TIL
Developing TIL therapies to harness patients’ own immune cells for solid tumor treatment, combining cell expansion, GMP production and clinical translation.
Patient and tumor selection are critical first steps. The therapy is generally indicated for solid tumors with significant immune infiltration, such as melanoma, ovarian, or lung cancers. Patient eligibility is defined by tumor accessibility, overall health status, and prior treatment history.
Tumor tissue must be collected surgically under sterile and traceable conditions. The transport of the biopsy to the processing facility should occur rapidly and under controlled temperature to preserve lymphocyte viability. Proper labeling and documentation are essential for GMP compliance.
Tumor fragments are enzymatically and mechanically dissociated to release lymphocytes, which are then cultured in IL-2–enriched media. The goal of this phase is to allow outgrowth of tumor-reactive lymphocytes while maintaining cell diversity and functionality.
Early TIL cultures are tested for their tumor-specific reactivity and cytokine secretion. Flow cytometry and cytotoxicity assays help define cell composition, activation status, and the proportion of effector and memory T-cells that will influence the product’s potency.
TILs are evaluated in vitro for their ability to recognize and kill autologous or allogeneic tumor cells. These assays determine functional strength, specificity, and cytokine release profiles that support clinical translation.
Validated preclinical models, such as humanized xenografts or organoid systems, are used to confirm the anti-tumor activity and persistence of TILs. These studies also provide information on potential toxicities and dosing strategies.
All functional, safety, and persistence data are compiled into a package to support the Investigational Medicinal Product Dossier (IMPD) and clinical trial application, establishing the foundation for human use.
The REP defines how TILs are expanded to therapeutic doses. It involves stimulation with anti-CD3 antibodies and feeder cells under controlled GMP conditions. Process variables such as cytokine concentration, media composition, and timing are optimized for scalability and reproducibility.
Standardized assays are established to evaluate identity, purity, potency, and sterility. These include flow-cytometry-based phenotyping, viability assays, and functional potency tests aligned with regulatory expectations.
Cryogenic procedures are validated to ensure TIL stability during storage and shipment. This includes establishing freezing media, controlled-rate freezing, and thaw-recovery protocols to maintain product viability and functionality.
Once the tumor is received at the GMP facility, visual inspection, identity confirmation, and acceptance documentation are performed. Chain-of-custody and traceability systems guarantee compliance with GMP standards.
Pre-REP and REP processes are executed in Grade A/B environments using closed systems to prevent contamination. Expanded TILs are harvested, washed, and formulated in infusion buffer for patient administration.
All in-process and final QC tests—including sterility, endotoxin, mycoplasma, potency, and identity—are reviewed. The Qualified Person (QP) certifies the batch for clinical use after ensuring all GMP and regulatory criteria are met.
All GMP manufacturing caractheristics are compiled into a package to support the Investigational Medicinal Product Dossier (IMPD) and clinical trial application.

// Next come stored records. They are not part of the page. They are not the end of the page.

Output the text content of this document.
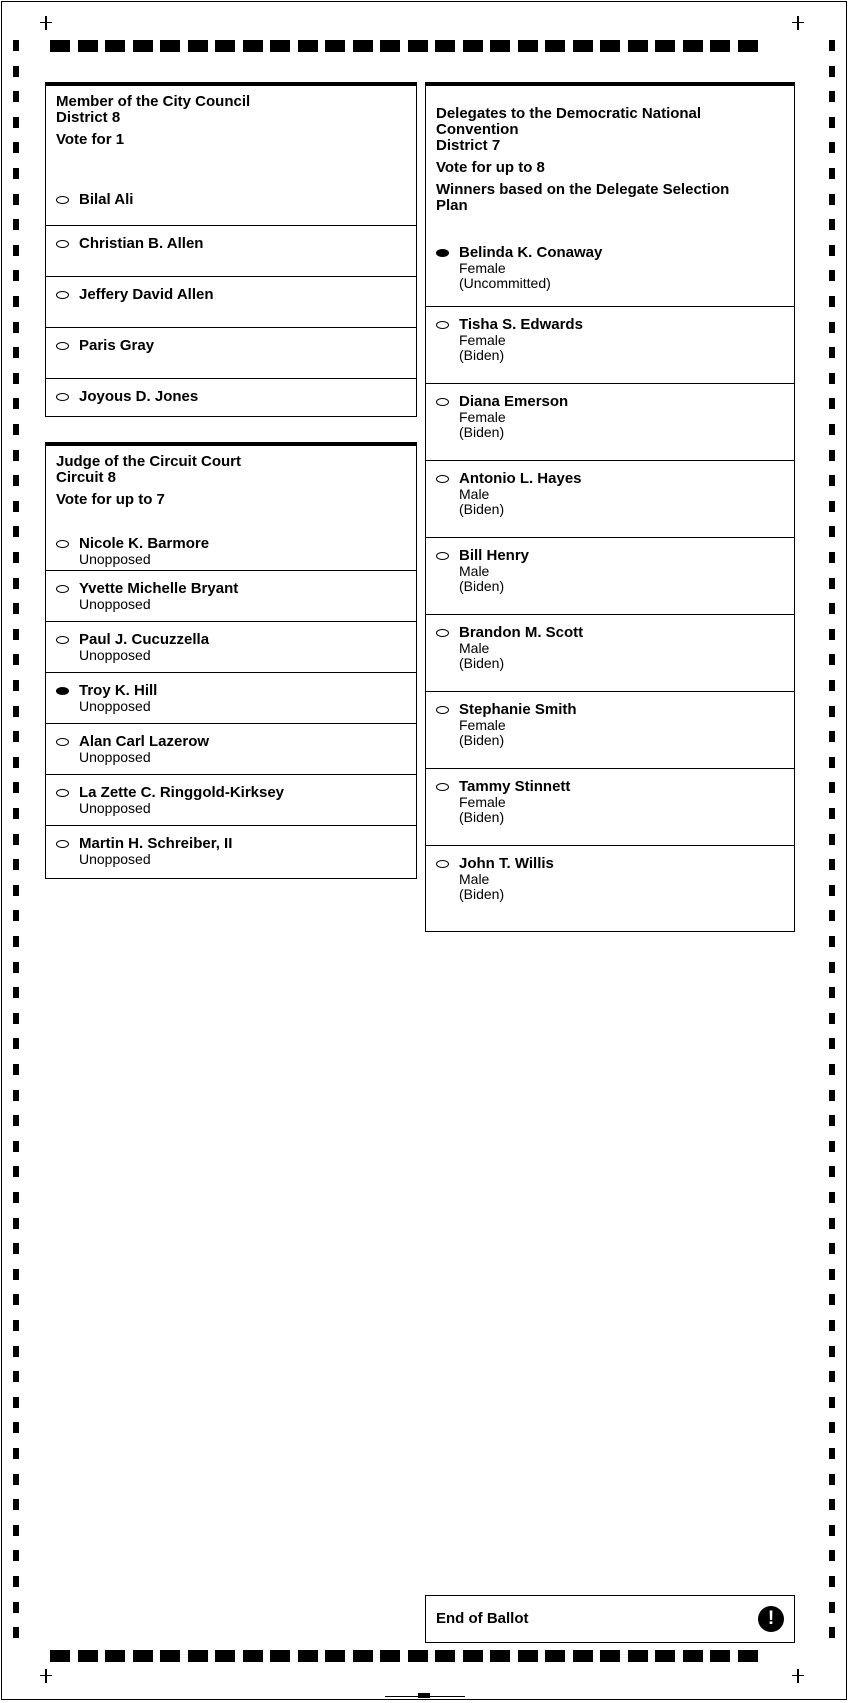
Member of the City Council
District 8
Vote for 1
Bilal Ali
Christian B. Allen
Jeffery David Allen
Paris Gray
Joyous D. Jones
Judge of the Circuit Court
Circuit 8
Vote for up to 7
Nicole K. Barmore
Unopposed
Yvette Michelle Bryant
Unopposed
Paul J. Cucuzzella
Unopposed
Troy K. Hill
Unopposed
Alan Carl Lazerow
Unopposed
La Zette C. Ringgold-Kirksey
Unopposed
Martin H. Schreiber, II
Unopposed
Delegates to the Democratic National
Convention
District 7
Vote for up to 8
Winners based on the Delegate Selection
Plan
Belinda K. Conaway
Female
(Uncommitted)
Tisha S. Edwards
Female
(Biden)
Diana Emerson
Female
(Biden)
Antonio L. Hayes
Male
(Biden)
Bill Henry
Male
(Biden)
Brandon M. Scott
Male
(Biden)
Stephanie Smith
Female
(Biden)
Tammy Stinnett
Female
(Biden)
John T. Willis
Male
(Biden)
End of Ballot	!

GMP has been adressed in other steps. This section focuses on GCP and interactions with the regulatory agencies during the application process and during the conduct of the trial. All the information relating to the product, its mode of action, its manufacturing, the target patient population, the clinical trial design, how the patients will be treated and followed up, mitigation of toxicities, data collection and analysis must be included in the IMPD that will be submited to the regulatory agencies.
It is crucial that developers build a solid understanding of the target population in their chosen disease area, through discussions with clinical investigators locally and abroad. In some cases, patient advocacy groups, or disease-specific organisations are also keen to become involved and can offer advice and data, sometimes of very high quality. It is important to understand the patient demographics, previous treatments they may have received and other options that may be available to them. The design of the trial should determine the target patient population.
The design of the first trial should determine the safety of the product, the optimal dose and ideally provide early signs of efficacy. Appropriate primary and secondary endpoints must therefore be determined. Subsequent trials will further evaluate efficacy and may include a control group, receiving the standard of care. The final (Pivotal) trial will generate the necessary data for marketing authorisation.
The execution of a clinical trial is a complex task that requires expertise and input on multiple fronts. It is also an expensive and time-consuming activity. Multiple stakeholders are needed at every step and precise coordination is needed.